Mono- and bis-Cr(CO)₃ complexes of 9,10-dihydrophenanthrene (1) and the corresponding ketone (3)(with a CH₂COCH₂ bridge) and their o,o′-dimethyl derivatives (2) and (4) have been prepared. Compounds (1) and (3) give exo-complexes whereas (2a) and (4) afford a 50:50 mixture of exo- and endo-isomers separable by medium pressure chromatography. According to lanthanide induced shift n.m.r. spectroscopy (LIS) complexation does not change the torsional angles of the biphenyl system to a significant degree.
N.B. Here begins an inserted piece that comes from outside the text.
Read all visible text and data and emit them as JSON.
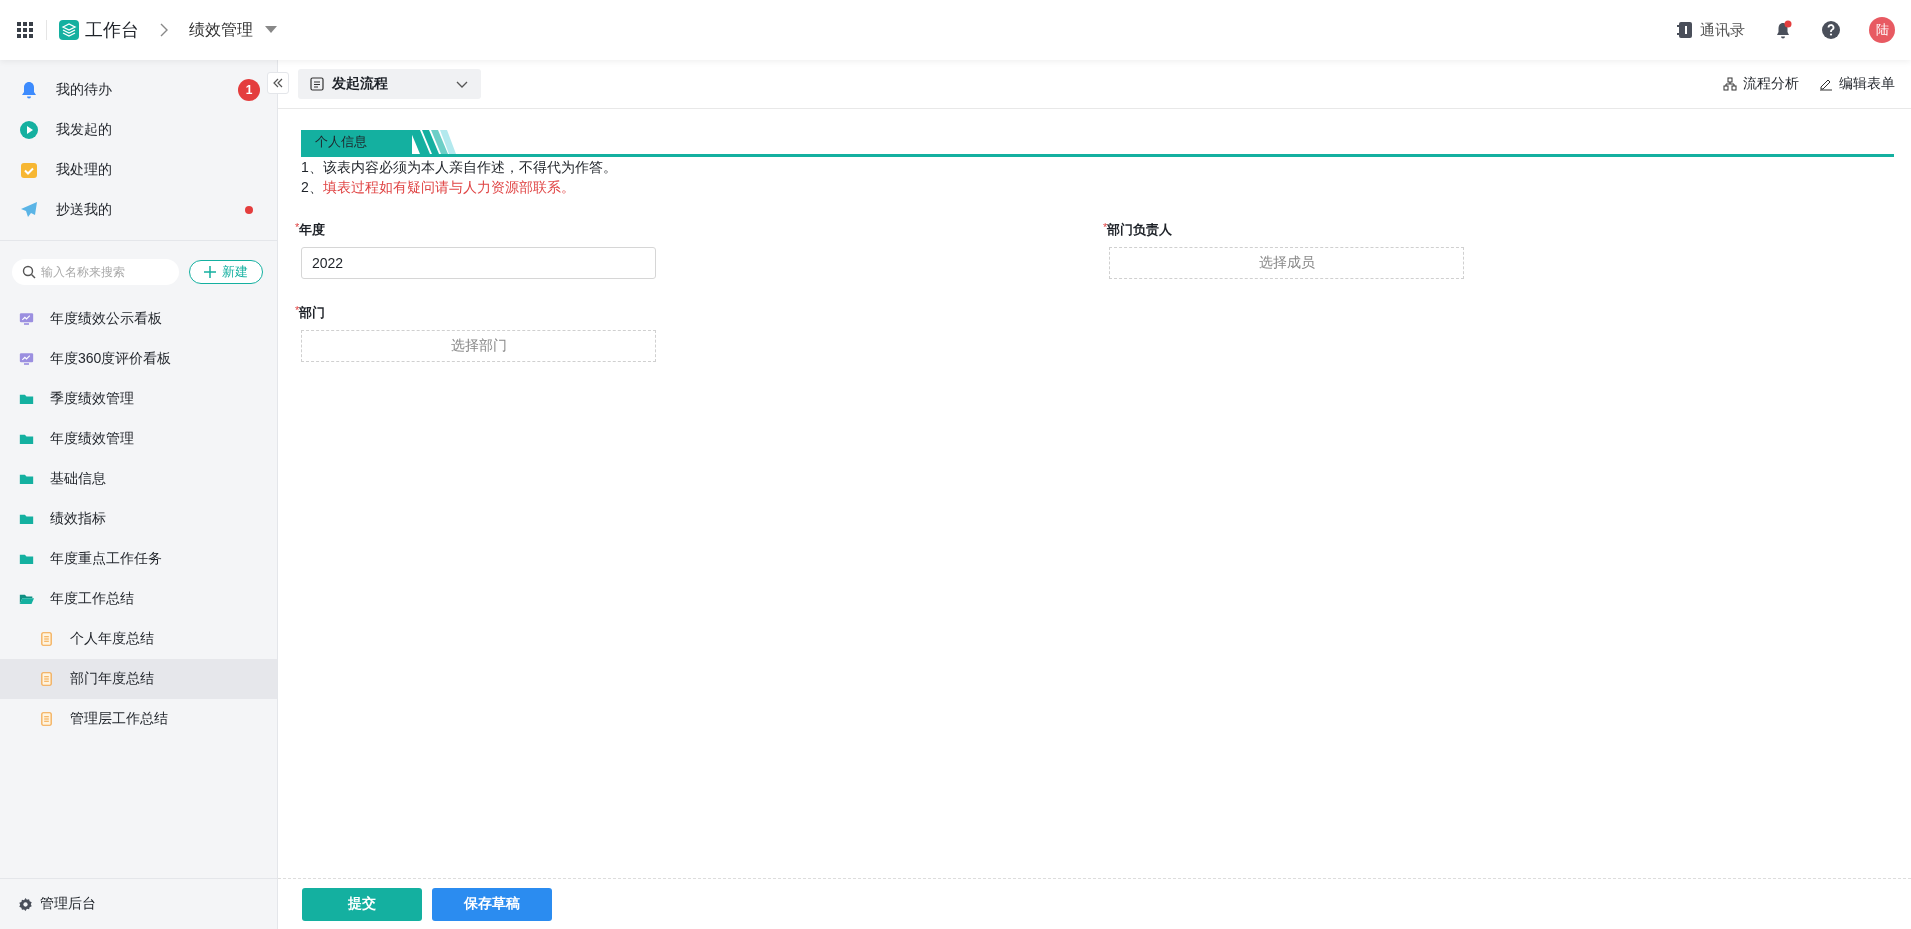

Isomeric ratios and relative (exo, endo) configurations were determined from ¹H n.m.r. spectra. The exoendo equilibria are determined by steric interactions between bridge, ring (methyl) protons and the Cr(CO)₃ groups. Kinetic studies on the interconversion rate of the isomeric monocomplexes of dimethyldihydrophenanthrene (2) revealed that complexation decreases the inversion barrier from ca. 97 [in (2)] to ca. 91 kJ mol^–1(in the complex).